Personal information
- Full name: Jerko Tipurić
- Date of birth: 14 June 1960 (age 65)
- Place of birth: Konjic, SFR Yugoslavia
- Position: Defender

Senior career*
- Years: Team / Apps / (Gls)
- 1975–1980: Igman Konjic
- 1980–1983: NK Zagreb / 54 / (3)
- 1983–1984: Čelik Zenica / 41 / (7)
- 1985–1989: Hajduk Split / 89 / (6)
- 1989–1992: Cercle Brugge / 99 / (6)
- 1992–1994: Beerschot

Managerial career
- 1994–1996: Cercle Brugge
- Waregem
- Roeselare
- 1999: Roeselare
- Roeselare (youth coach)
- Cercle Oedelem
- 2001: RC Zuid-West
- 2002–2004: Cercle Brugge
- 2004–2005: Antwerp
- 2005–2006: Wevelgem City
- 2006–2007: SC Blankenberge
- 2007–2011: BS Poperinge
- 2011–: Bredene
- 2014: Cercle Brugge (assistant)
- 2018-2019: Diksmuide
- 2021: Bredene (Women)

= Jerko Tipurić =

Bosnian-Belgian footballer and manager

Jerko Tipurić (born 14 June 1960 in Konjic) is a Croatian retired football defender and football manager. He also has Belgian nationality since 1998.
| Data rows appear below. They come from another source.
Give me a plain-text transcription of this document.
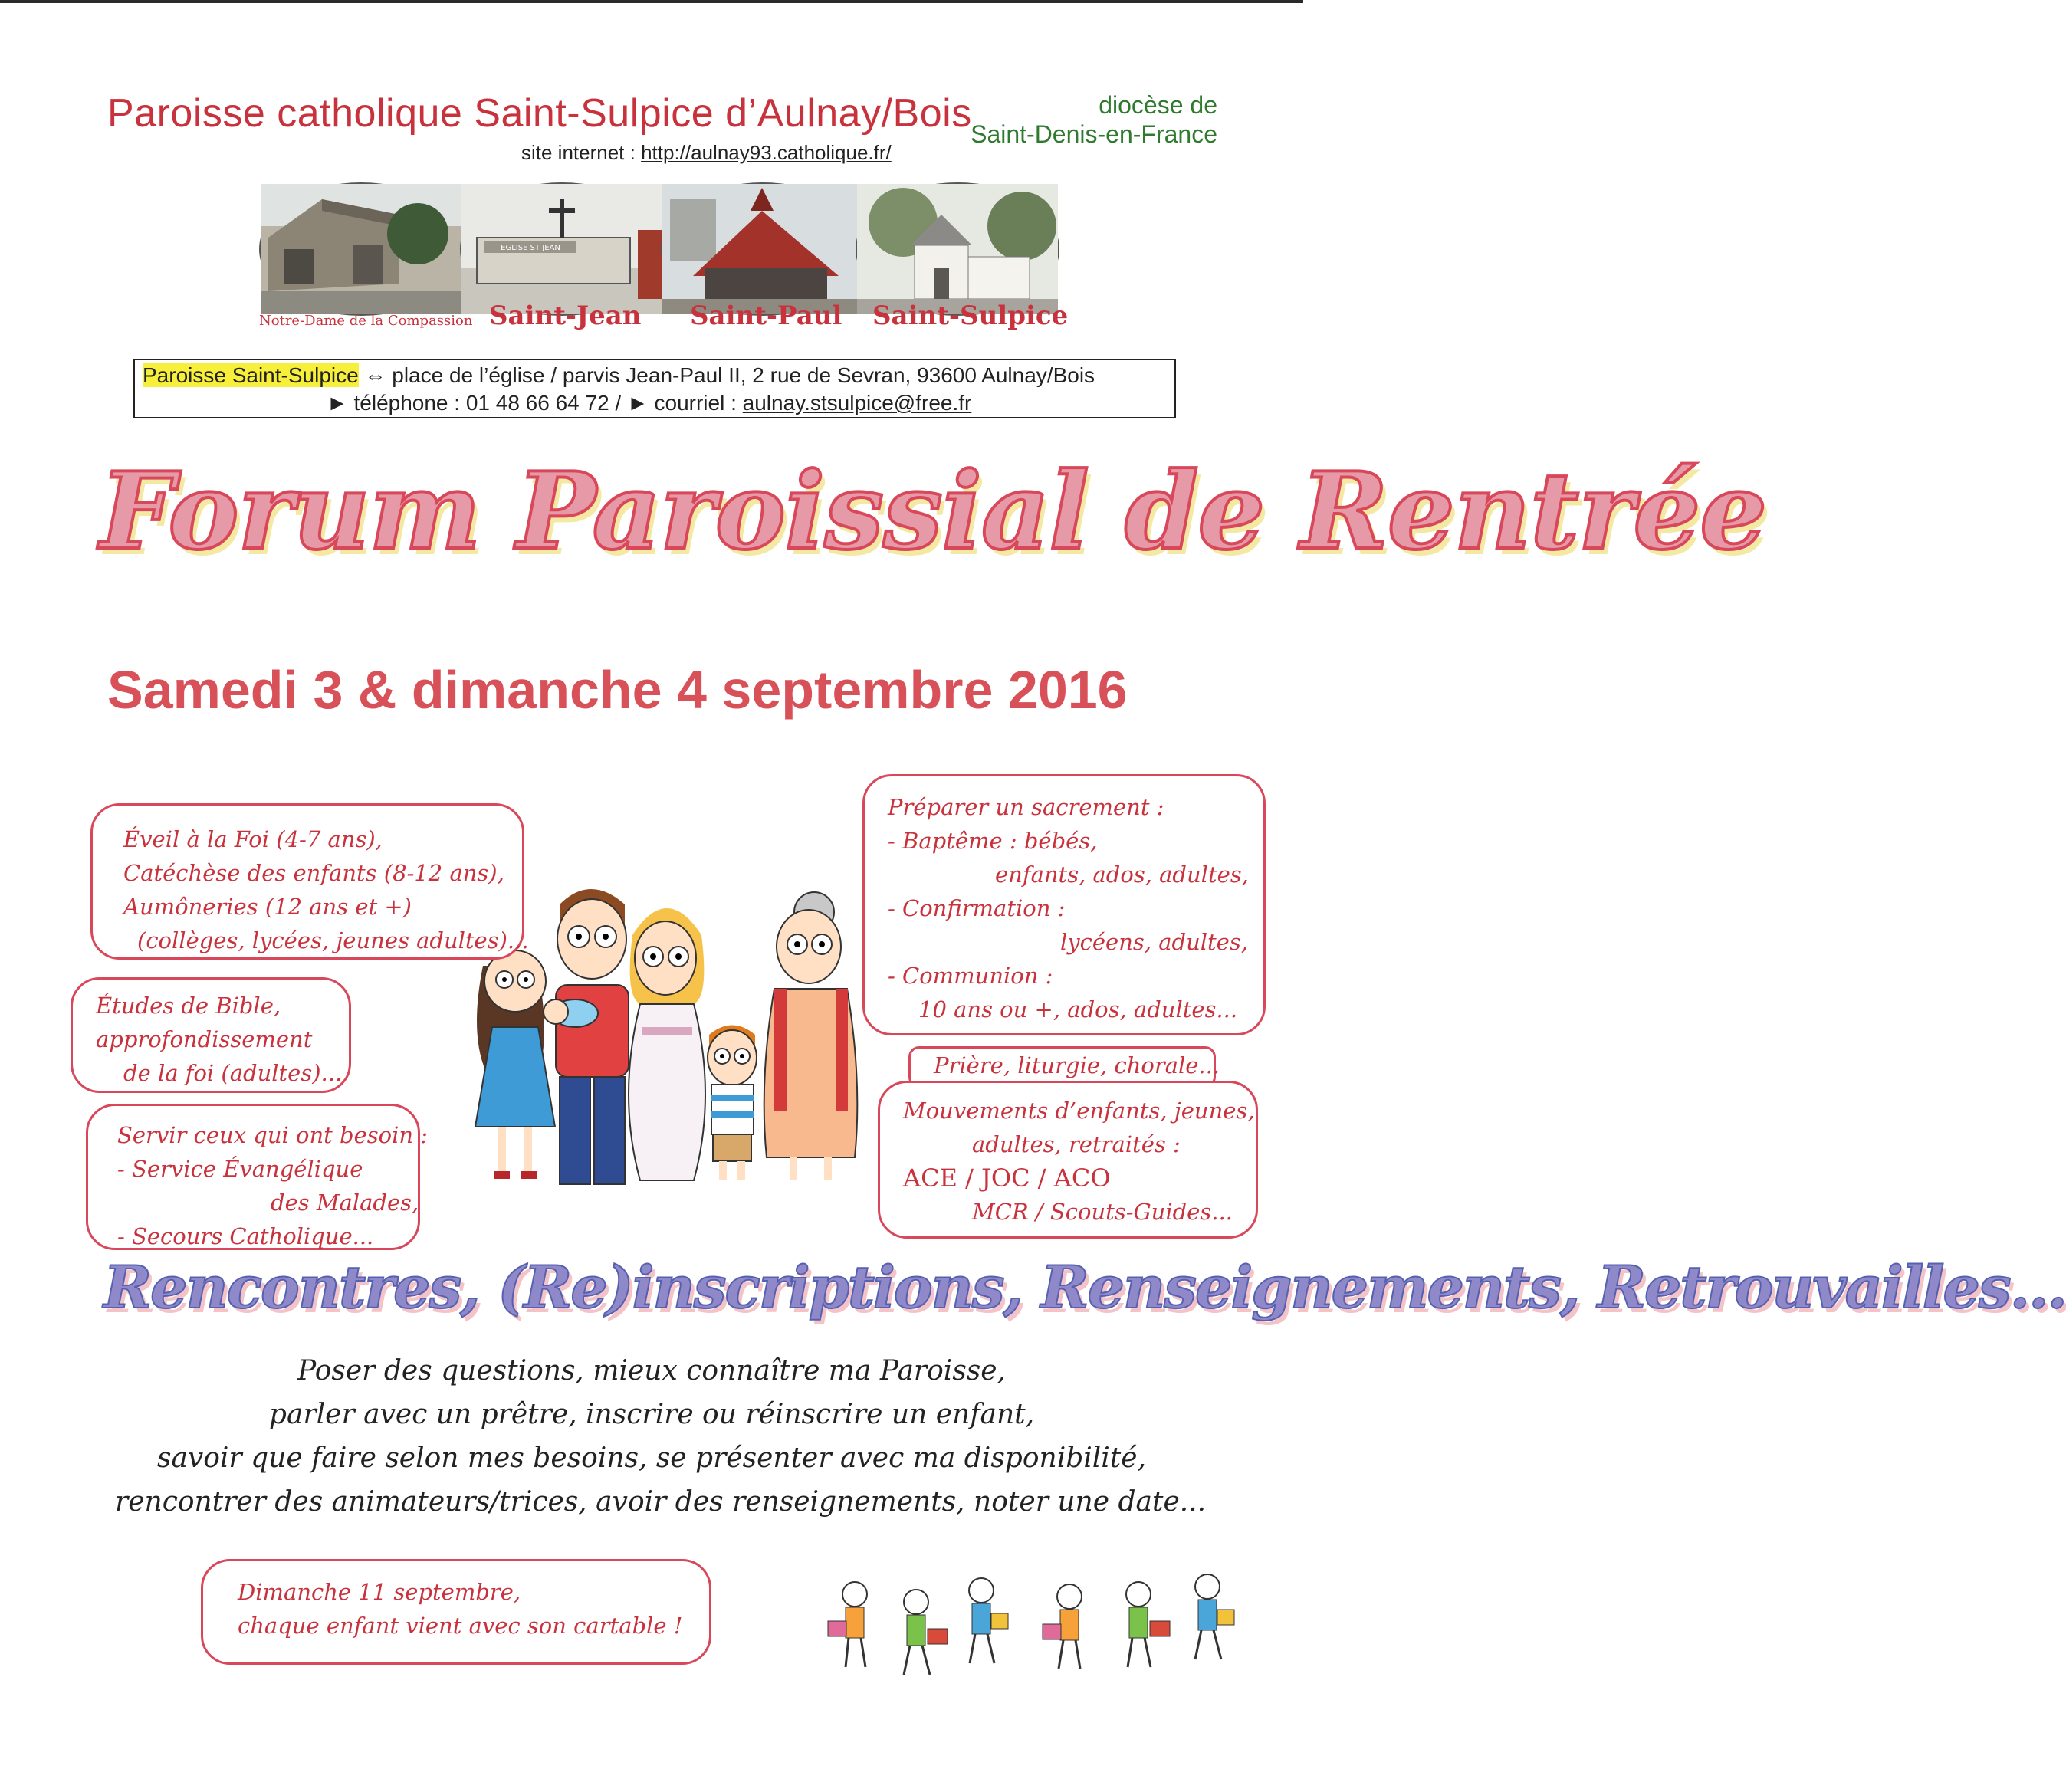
Paroisse catholique Saint-Sulpice d’Aulnay/Bois
site internet : http://aulnay93.catholique.fr/
diocèse de
Saint-Denis-en-France
EGLISE ST JEAN
Notre-Dame de la Compassion Saint-Jean Saint-Paul Saint-Sulpice
Paroisse Saint-Sulpice ⇔ place de l’église / parvis Jean-Paul II, 2 rue de Sevran, 93600 Aulnay/Bois
► téléphone : 01 48 66 64 72 / ► courriel : aulnay.stsulpice@free.fr
Forum Paroissial de Rentrée
Samedi 3 & dimanche 4 septembre 2016
Éveil à la Foi (4-7 ans),
Catéchèse des enfants (8-12 ans),
Aumôneries (12 ans et +)
(collèges, lycées, jeunes adultes)...
Études de Bible,
approfondissement
de la foi (adultes)...
Servir ceux qui ont besoin :
- Service Évangélique
des Malades,
- Secours Catholique...
Préparer un sacrement :
- Baptême : bébés,
enfants, ados, adultes,
- Confirmation :
lycéens, adultes,
- Communion :
10 ans ou +, ados, adultes...
Prière, liturgie, chorale...
Mouvements d’enfants, jeunes,
adultes, retraités :
ACE / JOC / ACO
MCR / Scouts-Guides...
Rencontres, (Re)inscriptions, Renseignements, Retrouvailles...
Poser des questions, mieux connaître ma Paroisse,
parler avec un prêtre, inscrire ou réinscrire un enfant,
savoir que faire selon mes besoins, se présenter avec ma disponibilité,
rencontrer des animateurs/trices, avoir des renseignements, noter une date...
Dimanche 11 septembre,
chaque enfant vient avec son cartable !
He is known as a somewhat eccentric person. For example, he taught his players in which angle they had to look when they were dribbling the ball and he let his players wear special shoes during training to strengthen their back muscles. He also controlled the urine of his players. Tipurić even made it to één-television program Man Bijt Hond with his special attention for these details. For the 2006-07 football season in Belgium, he was an analyst for the één-program Studio 1.

==Managerial career==
Tipurić' main successes as manager were the 1996 Belgian Cup final and the 2002 second division championship, both as manager of Cercle Brugge. Also particular about his managerial career is the fact that he does not mind to train lower league teams when he receives no interest from professional clubs. Tipurić took charge at RC Zuid-West-Vlaanderen in 2001 and at Wevelgem City in 2005 and later was manager of BS Poperinge, playing in the highest level of West Flanders. That is the fifth level in Belgian football, just under the lowest nationwide division. He promoted with Poperinge in 2009 to 4th division. With BS Poperinge, Tipurić survived the battle against relegation in their first season, the second season was more relaxed. His contract was not renewed however because the board felt that it was time for a change.

Tipurić rejoined Cercle in October 2014 as assistant to manager Arnar Viðarsson.
He also coached Diksmuide and in December 2021, Tipurić left the women's team of SV Bredene after only three months at the helm.